The Crackpot Court

I often despair of the legacy media’s coverage of Trump 2.0. They continue to pretend that these are normal times and that an insane, incoherent, and incompetent president is normal. Then there’s the coverage of the Supreme Court. They continue to call the MAGA Six conservatives. Nothing could be further from the truth.

Repeat after me: Don’t call them conservatives.

This self-quote comes from a post I wrote after the Callais opinion came down:

Judicial conservatism centers on deference to precedent and the democratically elected branches. For example, Justice Felix Frankfurter was a man of the left but he was also a judicial conservative.”

You know what that makes the MAGA Six: Reactionary political hacks.

Trump vs. Barbara, hereinafter the birthright citizenship case, is an appalling reminder that the tone of the late term was dominated by two crackpots: Clarence Thomas and Sam The Sham Alito. They were on the losing side BUT this was a case that should have been UNANIMOUS or not heard by SCOTUS at all. The language and legislative history of the 14th Amendment are clear: its framers intended for birthright citizenship to be UNIVERSAL. Much to Justice KBJ’s disgust, Thomas insists that it was intended to apply to only Black people. That is a delusional lie told by a corrupt political hack.

I prefer to write about Supreme Court cases after the dust has settled. This case exemplifies why. The legacy media characterized it as a 6-3 defeat for Team Trump, when at best the split is 5-3-1. The real vote breakdown is  5-4, which was called a scandal by Slate legal eagle Mark Joseph Stern. I concur.

Brett Kavanaugh’s bizarre concurring opinion proves that he still likes beer. Justice Bro’s theory of the case is statutory, not constitutional, which is ridiculous. It’s a constitutional amendment for fuck’s sake. He sent a signal to MAGA world about how they could pass muster. It was quickly taken up by Speaker Yellowbelly DBA Mike Johnson. Fortunately, they don’t have the votes in Congress or on the Court but it reminds me of Robert Jackson’s legendary line in Korematsu: It’s a loaded weapon. It must be countered by radical reform of the Court itself.

Chief Justice Roberts’ opinion is fine and dandy. It hits all the right notes but Justice KBJ’s concurrence is written for the ages as she takes on the mendacious and specious arguments offered by Thomas:

Freed slaves, she noted, did not receive “new status” from the 14th Amendment. Instead, they were U.S. citizens simply because they were born in America, according to Jackson.

 

“Justice Thomas’s telling elides the entire point of the Second Founding: The Reconstruction Amendments were an anticaste, antisubordination reset for the Nation, not a mere spot treatment for the dark stain of slavery.”

Jackson’s opinion is a typically well-written history lesson aimed at the factually challenged among her colleagues. They won’t listen because they’re too far gone. The ultra-MAGA Four swim in the fetid waters of the right-wing media. It’s where this crackpot theory of the 14th Amendment was spawned and spread like a particularly virulent form of cancer.

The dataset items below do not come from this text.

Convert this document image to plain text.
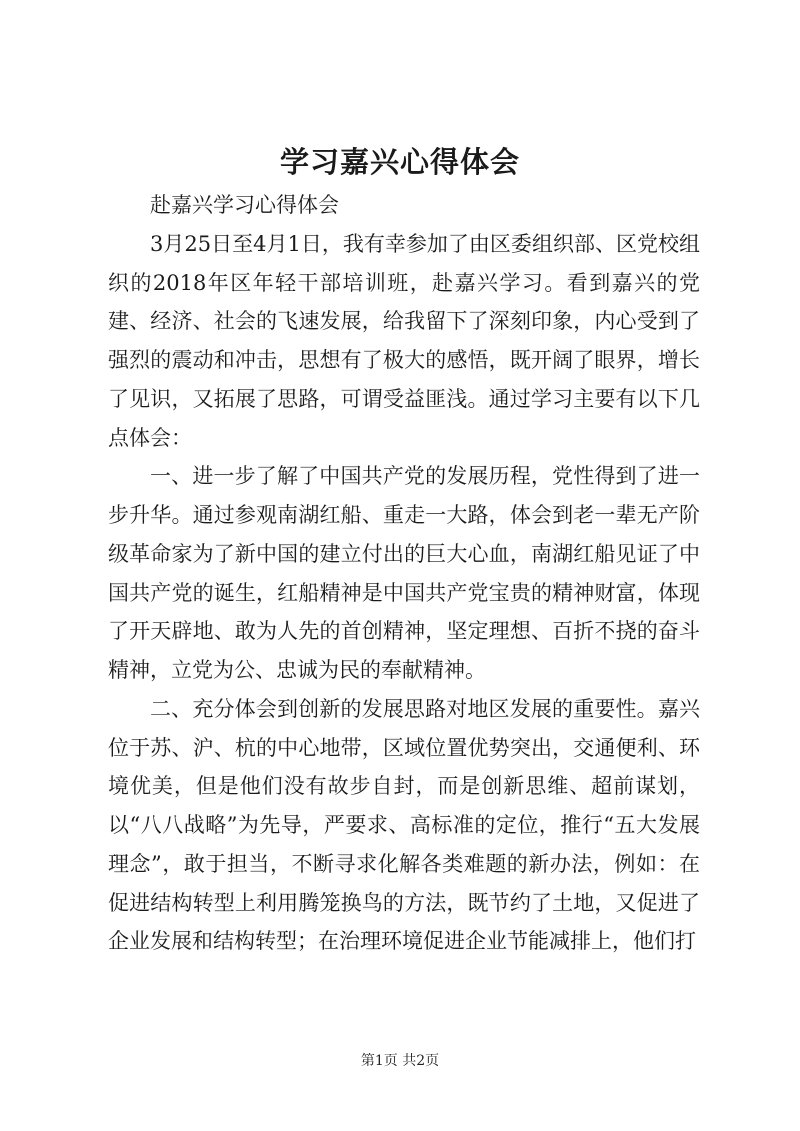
学习嘉兴心得体会

赴嘉兴学习心得体会

3月25日至4月1日，我有幸参加了由区委组织部、区党校组织的2018年区年轻干部培训班，赴嘉兴学习。看到嘉兴的党建、经济、社会的飞速发展，给我留下了深刻印象，内心受到了强烈的震动和冲击，思想有了极大的感悟，既开阔了眼界，增长了见识，又拓展了思路，可谓受益匪浅。通过学习主要有以下几点体会：

一、进一步了解了中国共产党的发展历程，党性得到了进一步升华。通过参观南湖红船、重走一大路，体会到老一辈无产阶级革命家为了新中国的建立付出的巨大心血，南湖红船见证了中国共产党的诞生，红船精神是中国共产党宝贵的精神财富，体现了开天辟地、敢为人先的首创精神，坚定理想、百折不挠的奋斗精神，立党为公、忠诚为民的奉献精神。

二、充分体会到创新的发展思路对地区发展的重要性。嘉兴位于苏、沪、杭的中心地带，区域位置优势突出，交通便利、环境优美，但是他们没有故步自封，而是创新思维、超前谋划，以“八八战略”为先导，严要求、高标准的定位，推行“五大发展理念”，敢于担当，不断寻求化解各类难题的新办法，例如：在促进结构转型上利用腾笼换鸟的方法，既节约了土地，又促进了企业发展和结构转型；在治理环境促进企业节能减排上，他们打

第1页 共2页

The American right hates the 14th Amendment. It has been used to expand the rights of citizens and protect us from governmental overreach. I’ll let the good people at the Thurgood Marshall Institute explain:

One less well-known aspect of the Fourteenth Amendment’s role in American law is how the Supreme Court, over time, understood it to mean that states must also give people the protections found in the Bill of Rights. Before the amendment’s adoption, those protections — like the 8th Amendment’s prohibition against inflicting “cruel and unusual” punishments — only applied to the federal government.

 

But the Fourteenth Amendment changed the landscape. Since the amendment’s text prevented states from denying the people “due process of law,” the Supreme Court also interpreted that to mean states couldn’t strip people of other important constitutional rights, such as freedom of speech (1st Amendment) or the right to be free from unreasonable searches and seizures (4th Amendment). One by one, as cases came before it, the high court relied on the Due Process Clause of the Fourteenth Amendment to “incorporate” the different parts of the Bill of Rights to the states.”

Incorporation of the 14th Amendment’s due process clause also gave us the right of privacy, which fueled the Griswold and Roe cases. The latter was overruled by Dobbs; the former remains in jeopardy as long as SCOTUS remains unreformed.

The Supreme Court precedent on birthright citizenship is United States v. Wong Kim Ark, which upheld birthright citizenship in 1898. It was the same court that upheld separate but equal in Plessy v. Ferguson. Ironies abound.

Thanks to Team MAGA, our political landscape is loaded with crackpots. This national epidemic of crackpottery has liberated the SCOTUS crackpots. Thomas and Alito feel comfortable letting their freak flags fly. They feel invincible and above reproach. That needs to change when Democrats control Congress and the White House. I’ll leave the details to others but radical change is needed to preserve and protect the constitution from the MAGA Six. The judicial arrogance, it burns.